Hello, I would have liked to make a suggestion: it is related to the fact that the nebulae seen in Space Engine are not so close to reality as they should be.
A key element that is very important in the interpretation of what we see in reality is the vision of colors
. Indeed, a nebula has a composition defined in various gases
, determining the visible colors
. But if the colors are visible on Space Engine explicitly, this is not the case of reality. The photographs are taken in different wavelengths corresponding to various elements
such as oxygen or hydrogen. But to the naked eye, we can only observe shades of gray
It should be taken into account and implemented as an option.

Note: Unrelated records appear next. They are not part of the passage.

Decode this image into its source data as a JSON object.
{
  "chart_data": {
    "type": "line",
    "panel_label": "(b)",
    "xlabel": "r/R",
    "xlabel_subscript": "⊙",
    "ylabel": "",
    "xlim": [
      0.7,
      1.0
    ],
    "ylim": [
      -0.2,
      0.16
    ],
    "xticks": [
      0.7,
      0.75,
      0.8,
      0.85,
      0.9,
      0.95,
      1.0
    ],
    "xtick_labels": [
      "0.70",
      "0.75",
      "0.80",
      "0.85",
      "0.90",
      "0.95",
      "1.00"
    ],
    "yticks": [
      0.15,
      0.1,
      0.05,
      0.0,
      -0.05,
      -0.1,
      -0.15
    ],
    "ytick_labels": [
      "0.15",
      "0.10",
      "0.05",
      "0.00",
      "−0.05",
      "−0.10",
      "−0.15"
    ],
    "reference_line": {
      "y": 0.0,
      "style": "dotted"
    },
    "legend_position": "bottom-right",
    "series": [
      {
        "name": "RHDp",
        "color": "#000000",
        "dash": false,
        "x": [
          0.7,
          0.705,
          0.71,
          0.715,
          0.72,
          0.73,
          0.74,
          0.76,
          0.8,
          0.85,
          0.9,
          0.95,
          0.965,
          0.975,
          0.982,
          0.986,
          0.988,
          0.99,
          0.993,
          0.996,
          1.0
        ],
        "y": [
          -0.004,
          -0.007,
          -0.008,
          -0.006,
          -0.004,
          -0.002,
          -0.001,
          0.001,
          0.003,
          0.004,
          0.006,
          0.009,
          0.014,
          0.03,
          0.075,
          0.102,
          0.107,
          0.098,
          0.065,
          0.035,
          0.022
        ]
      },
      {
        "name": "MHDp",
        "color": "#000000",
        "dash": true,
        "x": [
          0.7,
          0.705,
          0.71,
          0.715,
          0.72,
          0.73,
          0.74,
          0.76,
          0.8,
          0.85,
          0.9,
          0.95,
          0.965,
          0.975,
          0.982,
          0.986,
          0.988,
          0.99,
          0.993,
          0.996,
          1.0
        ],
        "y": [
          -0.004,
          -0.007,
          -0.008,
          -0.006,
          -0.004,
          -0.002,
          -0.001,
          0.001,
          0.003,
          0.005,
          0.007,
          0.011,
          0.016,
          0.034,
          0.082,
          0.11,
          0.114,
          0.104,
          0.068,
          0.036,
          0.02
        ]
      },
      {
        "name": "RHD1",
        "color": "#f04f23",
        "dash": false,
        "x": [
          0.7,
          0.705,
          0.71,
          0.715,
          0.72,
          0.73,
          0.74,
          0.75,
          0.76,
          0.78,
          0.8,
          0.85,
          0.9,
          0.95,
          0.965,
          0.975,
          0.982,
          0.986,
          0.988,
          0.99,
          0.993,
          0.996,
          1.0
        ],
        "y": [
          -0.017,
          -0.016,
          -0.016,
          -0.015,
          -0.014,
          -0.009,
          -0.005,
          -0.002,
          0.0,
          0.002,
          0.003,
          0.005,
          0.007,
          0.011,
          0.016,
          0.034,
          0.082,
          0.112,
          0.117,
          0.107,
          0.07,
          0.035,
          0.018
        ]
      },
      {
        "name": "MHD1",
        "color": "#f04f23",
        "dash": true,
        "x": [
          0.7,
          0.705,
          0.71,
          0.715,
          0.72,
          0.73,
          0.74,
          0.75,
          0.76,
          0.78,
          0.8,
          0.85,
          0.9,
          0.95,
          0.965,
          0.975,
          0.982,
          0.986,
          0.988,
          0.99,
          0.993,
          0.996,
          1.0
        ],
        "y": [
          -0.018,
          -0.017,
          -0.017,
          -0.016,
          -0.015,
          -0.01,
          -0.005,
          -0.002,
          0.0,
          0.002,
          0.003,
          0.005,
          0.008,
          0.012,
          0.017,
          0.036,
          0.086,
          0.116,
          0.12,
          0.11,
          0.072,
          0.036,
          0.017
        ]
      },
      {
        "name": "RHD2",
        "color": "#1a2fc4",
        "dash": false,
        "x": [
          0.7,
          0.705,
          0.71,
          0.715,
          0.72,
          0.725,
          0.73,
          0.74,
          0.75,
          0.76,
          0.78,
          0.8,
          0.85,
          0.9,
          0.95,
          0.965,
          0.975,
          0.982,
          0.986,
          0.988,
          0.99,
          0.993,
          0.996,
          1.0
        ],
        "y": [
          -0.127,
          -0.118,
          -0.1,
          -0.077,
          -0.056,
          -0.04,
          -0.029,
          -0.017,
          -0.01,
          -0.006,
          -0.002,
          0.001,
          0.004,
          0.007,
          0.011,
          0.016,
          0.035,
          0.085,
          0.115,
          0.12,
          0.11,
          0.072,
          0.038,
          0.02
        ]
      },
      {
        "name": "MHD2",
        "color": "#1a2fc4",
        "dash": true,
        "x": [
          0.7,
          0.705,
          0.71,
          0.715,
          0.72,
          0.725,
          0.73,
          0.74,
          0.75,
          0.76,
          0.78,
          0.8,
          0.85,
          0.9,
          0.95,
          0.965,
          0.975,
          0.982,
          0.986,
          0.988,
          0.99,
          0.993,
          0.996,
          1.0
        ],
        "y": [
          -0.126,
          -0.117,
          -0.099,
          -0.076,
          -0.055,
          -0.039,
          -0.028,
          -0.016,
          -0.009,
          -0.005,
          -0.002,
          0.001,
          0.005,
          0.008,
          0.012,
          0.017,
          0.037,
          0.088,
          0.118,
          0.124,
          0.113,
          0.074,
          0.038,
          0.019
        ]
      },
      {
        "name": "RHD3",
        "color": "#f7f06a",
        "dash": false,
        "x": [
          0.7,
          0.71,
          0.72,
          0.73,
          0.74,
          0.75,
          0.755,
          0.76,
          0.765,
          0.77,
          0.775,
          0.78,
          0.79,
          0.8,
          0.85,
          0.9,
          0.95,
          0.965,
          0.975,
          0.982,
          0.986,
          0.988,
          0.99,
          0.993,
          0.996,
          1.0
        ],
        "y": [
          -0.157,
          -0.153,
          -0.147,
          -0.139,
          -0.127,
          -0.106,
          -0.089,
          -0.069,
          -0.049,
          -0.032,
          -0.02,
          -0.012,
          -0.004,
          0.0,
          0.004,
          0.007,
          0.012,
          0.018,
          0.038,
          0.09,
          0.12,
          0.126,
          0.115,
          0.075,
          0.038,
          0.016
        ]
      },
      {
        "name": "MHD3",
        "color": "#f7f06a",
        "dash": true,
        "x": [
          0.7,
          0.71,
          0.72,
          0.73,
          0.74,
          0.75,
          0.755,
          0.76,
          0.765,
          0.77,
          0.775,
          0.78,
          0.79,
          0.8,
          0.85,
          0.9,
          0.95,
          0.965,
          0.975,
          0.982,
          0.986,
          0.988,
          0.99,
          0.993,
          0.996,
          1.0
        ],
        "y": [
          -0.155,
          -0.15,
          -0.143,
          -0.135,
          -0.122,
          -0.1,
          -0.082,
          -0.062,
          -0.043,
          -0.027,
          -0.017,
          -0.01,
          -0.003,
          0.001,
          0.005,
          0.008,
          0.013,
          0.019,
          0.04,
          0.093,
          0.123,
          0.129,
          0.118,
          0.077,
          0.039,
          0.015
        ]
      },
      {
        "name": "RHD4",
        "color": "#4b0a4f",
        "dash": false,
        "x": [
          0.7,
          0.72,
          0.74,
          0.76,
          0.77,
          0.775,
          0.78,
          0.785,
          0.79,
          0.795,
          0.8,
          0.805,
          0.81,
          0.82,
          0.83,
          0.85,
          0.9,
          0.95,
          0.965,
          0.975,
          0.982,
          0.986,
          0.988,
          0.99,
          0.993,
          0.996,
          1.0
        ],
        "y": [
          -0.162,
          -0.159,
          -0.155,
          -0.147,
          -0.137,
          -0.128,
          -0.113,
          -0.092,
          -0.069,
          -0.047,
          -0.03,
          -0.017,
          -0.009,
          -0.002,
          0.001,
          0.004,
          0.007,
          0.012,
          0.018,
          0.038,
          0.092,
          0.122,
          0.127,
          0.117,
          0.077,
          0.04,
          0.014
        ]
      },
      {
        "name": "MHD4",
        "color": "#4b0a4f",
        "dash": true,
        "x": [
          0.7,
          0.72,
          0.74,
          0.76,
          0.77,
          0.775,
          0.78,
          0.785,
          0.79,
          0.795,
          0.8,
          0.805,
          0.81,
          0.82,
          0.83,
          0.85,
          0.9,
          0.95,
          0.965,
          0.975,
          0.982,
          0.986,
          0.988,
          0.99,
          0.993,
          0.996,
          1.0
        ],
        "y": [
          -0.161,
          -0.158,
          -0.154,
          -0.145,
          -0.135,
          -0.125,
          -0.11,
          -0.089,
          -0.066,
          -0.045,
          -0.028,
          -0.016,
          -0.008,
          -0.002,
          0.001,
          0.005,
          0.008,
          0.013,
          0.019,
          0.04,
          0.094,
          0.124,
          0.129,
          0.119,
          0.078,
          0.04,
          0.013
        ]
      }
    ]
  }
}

So tell me what do you think about it
First and foremost, it is important to note that SE generally simulates a camera, not the human eye (and a good thing too, as human vision is not sensitive enough to see many of the things it's possible to view in SE).
The human eye can only perceive shades of gray (if anything at all) for nebulae because human photopic vision (color vision) is only sensitive to relatively bright light, while human scotopic vision (grayscale vision) is sensitive to dimmer light - this is why dim stars appear gray to the eye, while bright stars are often visibly red or blue. It has nothing to do with the intrinsic emission or reflection spectra of the nebulae, but rather a limitation of the human eye. Cameras do not have this limitation.
And yes, while some commonly-circulated images of nebulae have color channels assigned to specific narrow wavelengths, there are plenty of other images, especially from amateur astrophotographers, which show the true color of nebulae via RGB or LRGB images. Nebulae in SE are usually based on these colors.